In case your newdata has the identical noticed ranges of y and columns of x_train (the mannequin matrix), you too can use keras::predict_classes on object$mannequin.

Utilizing a compiled Keras mannequin

This part exhibits the right way to enter a mannequin compiled within the trend typical to library(keras), which is helpful for extra superior fashions. Right here is an instance for lstm analogous to the imbd with Keras example.

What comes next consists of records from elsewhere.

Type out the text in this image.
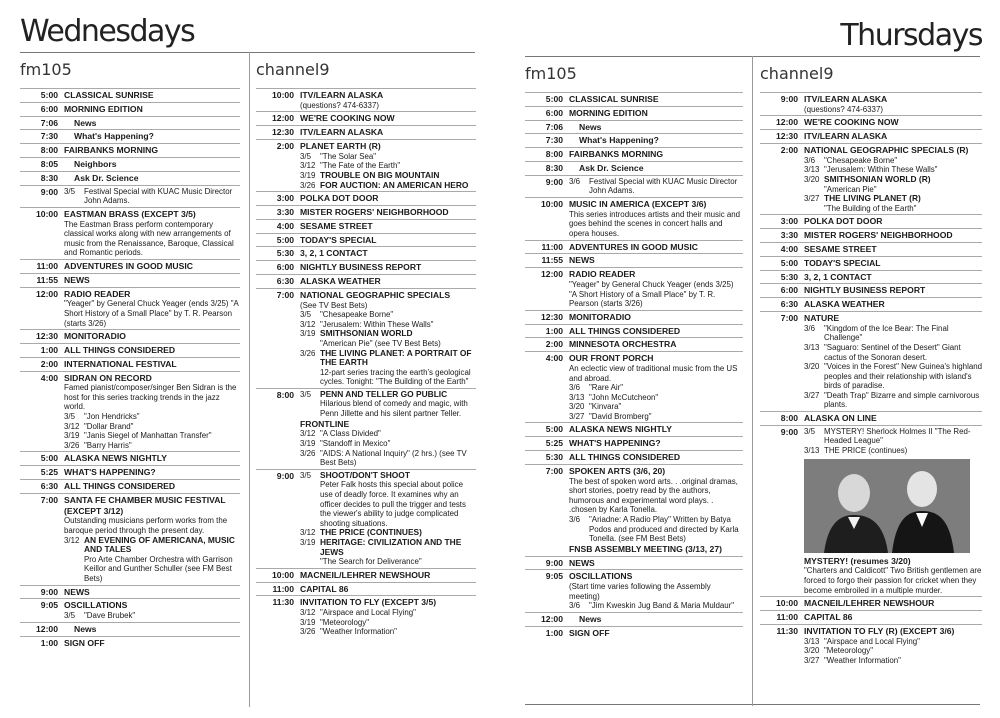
Wednesdays	Thursdays
fm105
5:00 CLASSICAL SUNRISE
6:00 MORNING EDITION
7:06	News
7:30	What's Happening?
8:00 FAIRBANKS MORNING
8:05	Neighbors
8:30	Ask Dr. Science
9:00 3/5	Festival Special with KUAC Music Director John Adams.
10:00 EASTMAN BRASS (EXCEPT 3/5)
The Eastman Brass perform contemporary classical works along with new arrangements of music from the Renaissance, Baroque, Classical and Romantic periods.
11:00 ADVENTURES IN GOOD MUSIC
11:55 NEWS
12:00 RADIO READER
"Yeager" by General Chuck Yeager (ends 3/25) "A Short History of a Small Place" by T. R. Pearson (starts 3/26)
12:30 MONITORADIO
1:00 ALL THINGS CONSIDERED
2:00 INTERNATIONAL FESTIVAL
4:00 SIDRAN ON RECORD
Famed pianist/composer/singer Ben Sidran is the host for this series tracking trends in the jazz world.
3/5	"Jon Hendricks"
3/12 "Dollar Brand"
3/19 "Janis Siegel of Manhattan Transfer"
3/26 "Barry Harris"
5:00 ALASKA NEWS NIGHTLY
5:25 WHAT'S HAPPENING?
6:30 ALL THINGS CONSIDERED
7:00 SANTA FE CHAMBER MUSIC FESTIVAL (EXCEPT 3/12)
Outstanding musicians perform works from the baroque period through the present day.
3/12 AN EVENING OF AMERICANA, MUSIC AND TALES
Pro Arte Chamber Orchestra with Garrison Keillor and Gunther Schuller (see FM Best Bets)
9:00 NEWS
9:05 OSCILLATIONS
3/5	"Dave Brubek"
12:00	News
1:00 SIGN OFF
channel9
10:00 ITV/LEARN ALASKA
(questions? 474-6337)
12:00 WE'RE COOKING NOW
12:30 ITV/LEARN ALASKA
2:00 PLANET EARTH (R)
3/5	"The Solar Sea"
3/12 "The Fate of the Earth"
3/19 TROUBLE ON BIG MOUNTAIN
3/26 FOR AUCTION: AN AMERICAN HERO
3:00 POLKA DOT DOOR
3:30 MISTER ROGERS' NEIGHBORHOOD
4:00 SESAME STREET
5:00 TODAY'S SPECIAL
5:30 3, 2, 1 CONTACT
6:00 NIGHTLY BUSINESS REPORT
6:30 ALASKA WEATHER
7:00 NATIONAL GEOGRAPHIC SPECIALS
(See TV Best Bets)
3/5	"Chesapeake Borne"
3/12 "Jerusalem: Within These Walls"
3/19 SMITHSONIAN WORLD
"American Pie" (see TV Best Bets)
3/26 THE LIVING PLANET: A PORTRAIT OF THE EARTH
12-part series tracing the earth's geological cycles. Tonight: "The Building of the Earth"
8:00 3/5	PENN AND TELLER GO PUBLIC
Hilarious blend of comedy and magic, with Penn Jillette and his silent partner Teller.
FRONTLINE
3/12 "A Class Divided"
3/19 "Standoff in Mexico"
3/26 "AIDS: A National Inquiry" (2 hrs.) (see TV Best Bets)
9:00 3/5	SHOOT/DON'T SHOOT
Peter Falk hosts this special about police use of deadly force. It examines why an officer decides to pull the trigger and tests the viewer's ability to judge complicated shooting situations.
3/12 THE PRICE (CONTINUES)
3/19 HERITAGE: CIVILIZATION AND THE JEWS
"The Search for Deliverance"
10:00 MACNEIL/LEHRER NEWSHOUR
11:00 CAPITAL 86
11:30 INVITATION TO FLY (EXCEPT 3/5)
3/12 "Airspace and Local Flying"
3/19 "Meteorology"
3/26 "Weather Information"
fm105
5:00 CLASSICAL SUNRISE
6:00 MORNING EDITION
7:06	News
7:30	What's Happening?
8:00 FAIRBANKS MORNING
8:30	Ask Dr. Science
9:00 3/6	Festival Special with KUAC Music Director John Adams.
10:00 MUSIC IN AMERICA (EXCEPT 3/6)
This series introduces artists and their music and goes behind the scenes in concert halls and opera houses.
11:00 ADVENTURES IN GOOD MUSIC
11:55 NEWS
12:00 RADIO READER
"Yeager" by General Chuck Yeager (ends 3/25) "A Short History of a Small Place" by T. R. Pearson (starts 3/26)
12:30 MONITORADIO
1:00 ALL THINGS CONSIDERED
2:00 MINNESOTA ORCHESTRA
4:00 OUR FRONT PORCH
An eclectic view of traditional music from the US and abroad.
3/6	"Rare Air"
3/13 "John McCutcheon"
3/20 "Kinvara"
3/27 "David Bromberg"
5:00 ALASKA NEWS NIGHTLY
5:25 WHAT'S HAPPENING?
5:30 ALL THINGS CONSIDERED
7:00 SPOKEN ARTS (3/6, 20)
The best of spoken word arts. . .original dramas, short stories, poetry read by the authors, humorous and experimental word plays. . .chosen by Karla Tonella.
3/6	"Ariadne: A Radio Play" Written by Batya Podos and produced and directed by Karla Tonella. (see FM Best Bets)
FNSB ASSEMBLY MEETING (3/13, 27)
9:00 NEWS
9:05 OSCILLATIONS
(Start time varies following the Assembly meeting)
3/6	"Jim Kweskin Jug Band & Maria Muldaur"
12:00	News
1:00 SIGN OFF
channel9
9:00 ITV/LEARN ALASKA
(questions? 474-6337)
12:00 WE'RE COOKING NOW
12:30 ITV/LEARN ALASKA
2:00 NATIONAL GEOGRAPHIC SPECIALS (R)
3/6	"Chesapeake Borne"
3/13 "Jerusalem: Within These Walls"
3/20 SMITHSONIAN WORLD (R)
"American Pie"
3/27 THE LIVING PLANET (R)
"The Building of the Earth"
3:00 POLKA DOT DOOR
3:30 MISTER ROGERS' NEIGHBORHOOD
4:00 SESAME STREET
5:00 TODAY'S SPECIAL
5:30 3, 2, 1 CONTACT
6:00 NIGHTLY BUSINESS REPORT
6:30 ALASKA WEATHER
7:00 NATURE
3/6	"Kingdom of the Ice Bear: The Final Challenge"
3/13 "Saguaro: Sentinel of the Desert" Giant cactus of the Sonoran desert.
3/20 "Voices in the Forest" New Guinea's highland peoples and their relationship with island's birds of paradise.
3/27 "Death Trap" Bizarre and simple carnivorous plants.
8:00 ALASKA ON LINE
9:00 3/5	MYSTERY! Sherlock Holmes II "The Red-Headed League"
3/13 THE PRICE (continues)
MYSTERY! (resumes 3/20)
"Charters and Caldicott" Two British gentlemen are forced to forgo their passion for cricket when they become embroiled in a multiple murder.
10:00 MACNEIL/LEHRER NEWSHOUR
11:00 CAPITAL 86
11:30 INVITATION TO FLY (R) (EXCEPT 3/6)
3/13 "Airspace and Local Flying"
3/20 "Meteorology"
3/27 "Weather Information"
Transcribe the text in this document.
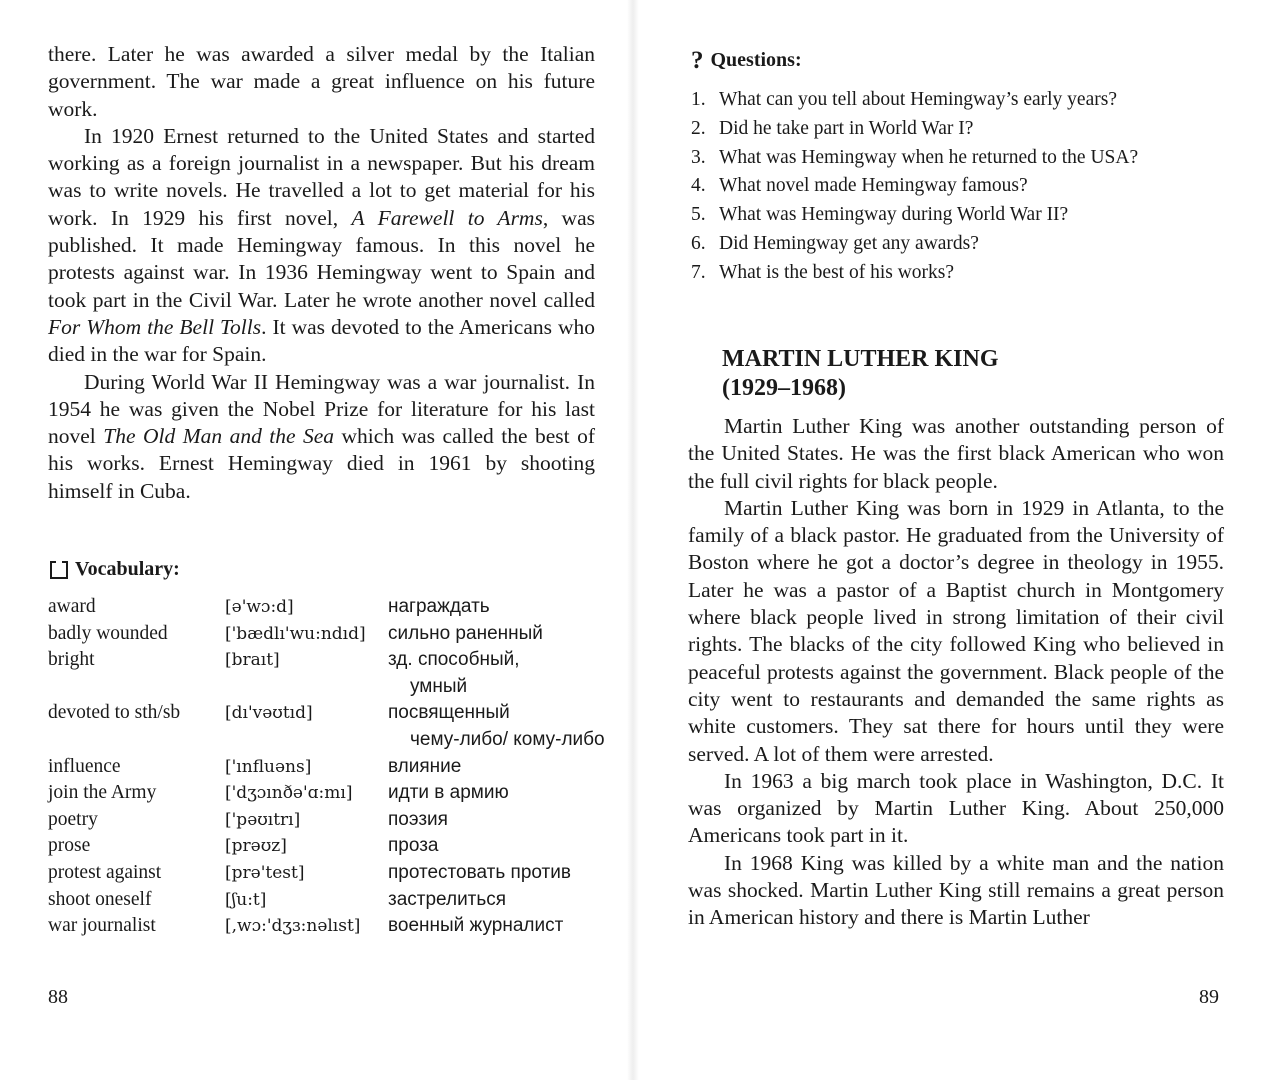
there. Later he was awarded a silver medal by the Italian government. The war made a great influence on his future work.

In 1920 Ernest returned to the United States and started working as a foreign journalist in a newspaper. But his dream was to write novels. He travelled a lot to get material for his work. In 1929 his first novel, A Farewell to Arms, was published. It made Hemingway famous. In this novel he protests against war. In 1936 Hemingway went to Spain and took part in the Civil War. Later he wrote another novel called For Whom the Bell Tolls. It was devoted to the Americans who died in the war for Spain.

During World War II Hemingway was a war journalist. In 1954 he was given the Nobel Prize for literature for his last novel The Old Man and the Sea which was called the best of his works. Ernest Hemingway died in 1961 by shooting himself in Cuba.

Vocabulary:
award	[ə'wɔ:d]	награждать
badly wounded	['bædlı'wu:ndıd]	сильно раненный
bright	[braıt]	зд. способный,
умный
devoted to sth/sb	[dı'vəʊtıd]	посвященный
чему-либо/ кому-либо
influence	['ınfluəns]	влияние
join the Army	['dʒɔınðə'ɑ:mı]	идти в армию
poetry	['pəʊıtrı]	поэзия
prose	[prəʊz]	проза
protest against	[prə'test]	протестовать против
shoot oneself	[ʃu:t]	застрелиться
war journalist	[,wɔ:'dʒɜ:nəlıst]	военный журналист
88
? Questions:
1. What can you tell about Hemingway’s early years?
2. Did he take part in World War I?
3. What was Hemingway when he returned to the USA?
4. What novel made Hemingway famous?
5. What was Hemingway during World War II?
6. Did Hemingway get any awards?
7. What is the best of his works?
MARTIN LUTHER KING
(1929–1968)

Martin Luther King was another outstanding person of the United States. He was the first black American who won the full civil rights for black people.

Martin Luther King was born in 1929 in Atlanta, to the family of a black pastor. He graduated from the University of Boston where he got a doctor’s degree in theology in 1955. Later he was a pastor of a Baptist church in Montgomery where black people lived in strong limitation of their civil rights. The blacks of the city followed King who believed in peaceful protests against the government. Black people of the city went to restaurants and demanded the same rights as white customers. They sat there for hours until they were served. A lot of them were arrested.

In 1963 a big march took place in Washington, D.C. It was organized by Martin Luther King. About 250,000 Americans took part in it.

In 1968 King was killed by a white man and the nation was shocked. Martin Luther King still remains a great person in American history and there is Martin Luther

89
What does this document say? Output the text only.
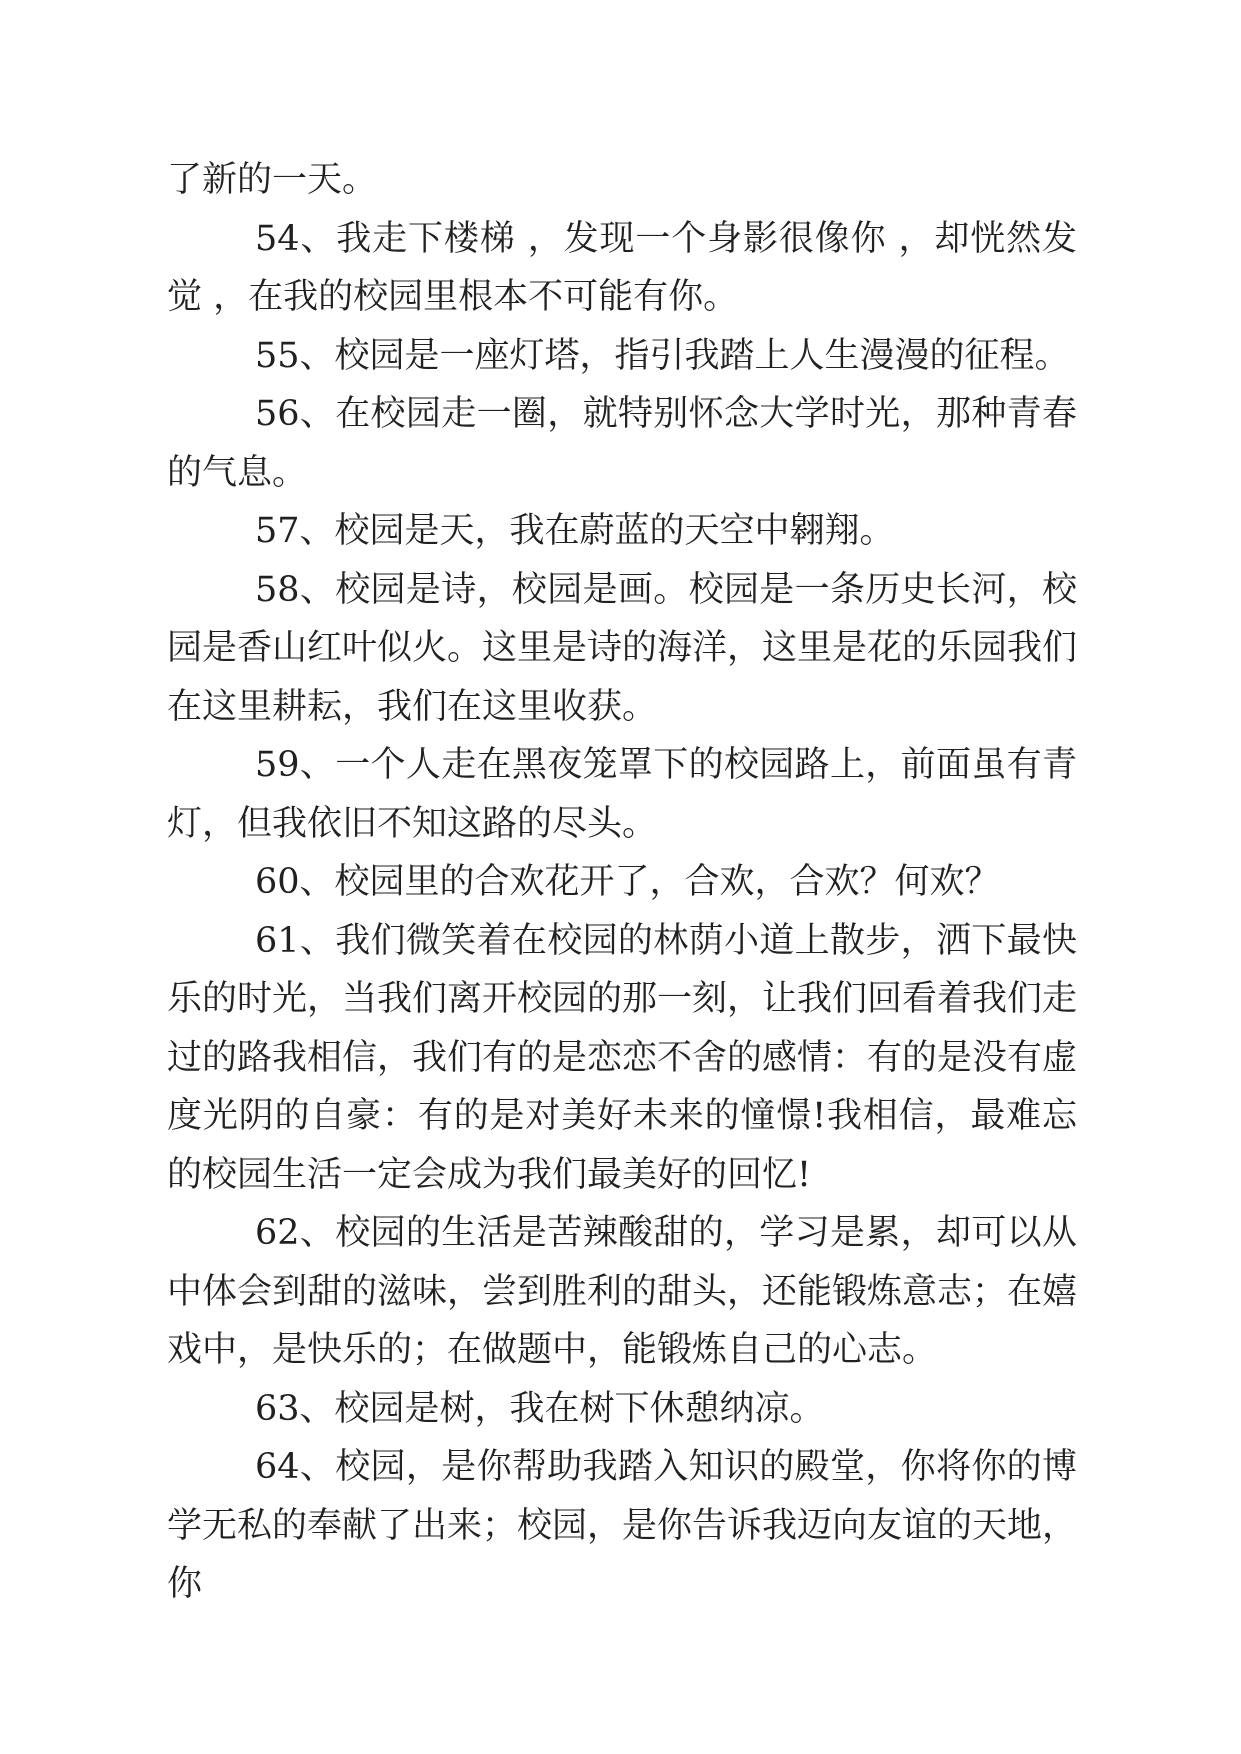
了新的一天。

54、我走下楼梯 ，发现一个身影很像你 ，却恍然发觉 ，在我的校园里根本不可能有你。

55、校园是一座灯塔，指引我踏上人生漫漫的征程。

56、在校园走一圈，就特别怀念大学时光，那种青春的气息。

57、校园是天，我在蔚蓝的天空中翱翔。

58、校园是诗，校园是画。校园是一条历史长河，校园是香山红叶似火。这里是诗的海洋，这里是花的乐园我们在这里耕耘，我们在这里收获。

59、一个人走在黑夜笼罩下的校园路上，前面虽有青灯，但我依旧不知这路的尽头。

60、校园里的合欢花开了，合欢，合欢？何欢？

61、我们微笑着在校园的林荫小道上散步，洒下最快乐的时光，当我们离开校园的那一刻，让我们回看着我们走过的路我相信，我们有的是恋恋不舍的感情：有的是没有虚度光阴的自豪：有的是对美好未来的憧憬!我相信，最难忘的校园生活一定会成为我们最美好的回忆!

62、校园的生活是苦辣酸甜的，学习是累，却可以从中体会到甜的滋味，尝到胜利的甜头，还能锻炼意志；在嬉戏中，是快乐的；在做题中，能锻炼自己的心志。

63、校园是树，我在树下休憩纳凉。

64、校园，是你帮助我踏入知识的殿堂，你将你的博学无私的奉献了出来；校园，是你告诉我迈向友谊的天地，你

ok <- keras_model_sequential()
ok %>%
  layer_embedding(input_dim = recognition$P, output_dim = recognition$P) %>% 
  layer_lstm(models = 512, dropout = 0.4, recurrent_dropout = 0.2) %>% 
  layer_dense(models = 256, activation = "relu") %>%
  layer_dropout(0.3) %>%
  layer_dense(models = 8, # variety of ranges noticed on y (final result)  
              activation = 'sigmoid')

ok %>% compile(
  loss = 'categorical_crossentropy',
  optimizer = 'rmsprop',
  metrics = c('accuracy')
)

popularity_lstm <- kms(pop_input, rstats, ok)

Drop me a line by way of the venture’s Github repo. Particular due to @dfalbel and @jjallaire for useful strategies!!